Chronic Pain is a Pain in the A$$

Chronic pain.

Do you have it?

Do you know anyone that struggles with it?

If you polled 10 friends about their experiences with chronic pain, over 80% of them will say they have dealt with it at some point in their lives (ACA reference). With those statistics, you could consider it a real epidemic in our country. Whether you have pain, have had pain, or know someone struggling with pain currently, you can bet your bottom that they think this is the way it will be forever. And boy, they could not be more wrong!


What is pain?

Pain is a signal from the area of tissue that has been assaulted, through nerves in the spinal cord, to the brain which are then translated into actions, perceptions, and emotions regarding that stimulus. Complicated? Yep!


We know if we stub our toe, we feel the pain, and we follow by rubbing our foot. However, we are then acutely aware to avoid the object that caused the toe stubbing in order to prevent pain. Secondarily, we associate “toe stubbing” with the pain sensation we felt the first time. So a friend stubs their toe and you immediately empathize by remembering your experience with that pain stimulus.
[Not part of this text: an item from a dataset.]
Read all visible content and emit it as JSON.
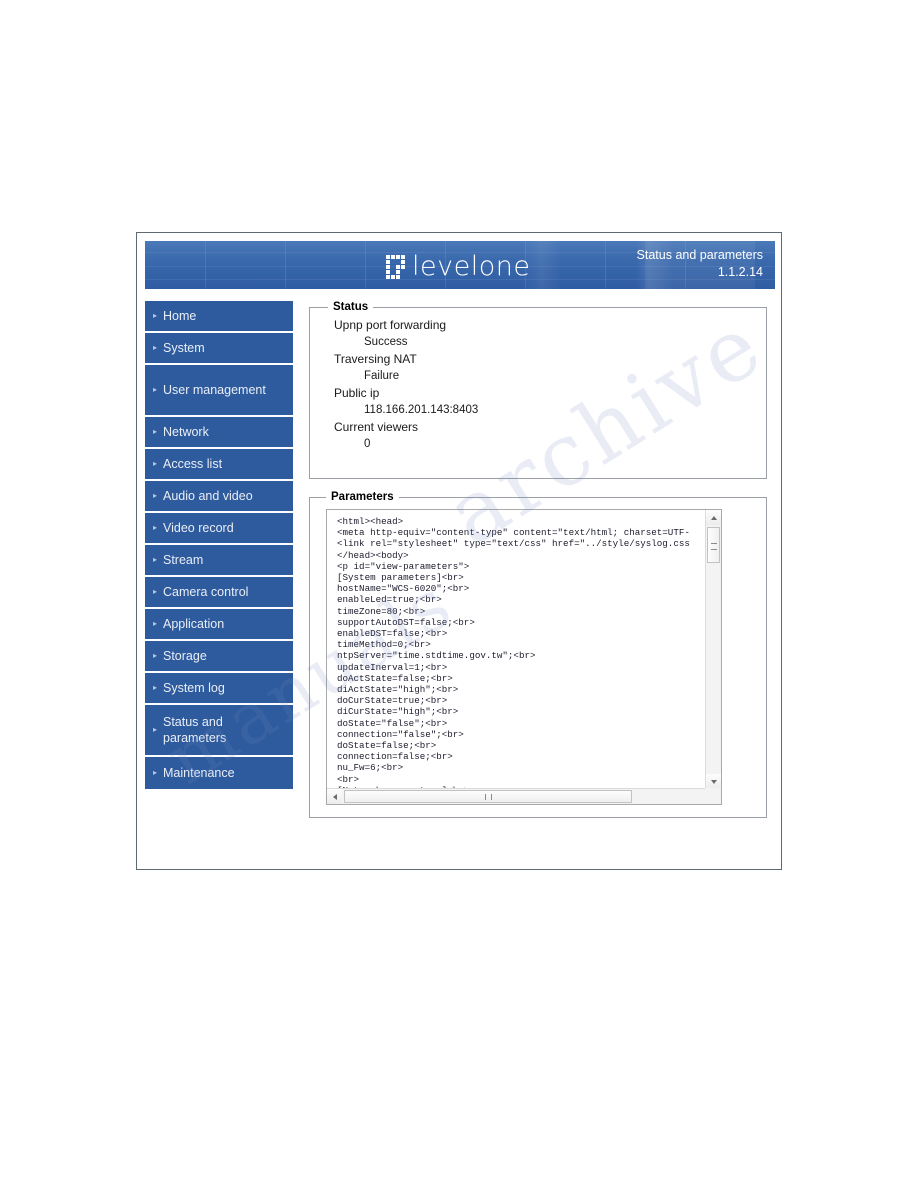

We can gather that pain’s purpose is to provide life saving information to the brain to force the body to change its environment whether that be to move positions, to avoid certain foods, to stop performing aggravating activities, etc. It is extremely useful information and should be paid attention to in appropriate situations.


But what about chronic pain?


Here’s where it gets dicey. You see, our perceptions and understanding of pain happen long before our development of language and conscious awareness. Think about an infant. Infants learning to walk may fall down and cry out due to pain, but we are told as parents to cheer them on as to dissociate said stimulus with the pain signal. The ability to perceive pain is hardwired into our brains as a survival mechanism. It is useful, until it becomes overwhelmed with consistent, unmitigated stimulus, in which we term it “chronic pain”.


Chronic pain is defined as consistent pain lasting longer than 3 months. Pain we feel day in and day out, all day, for 3 months, where no changes to the environment relieve us of the stimulation. This sounds awful, but I’m sure you’ll be surprised that a majority of American adults reported chronic pain being ever present in their lives.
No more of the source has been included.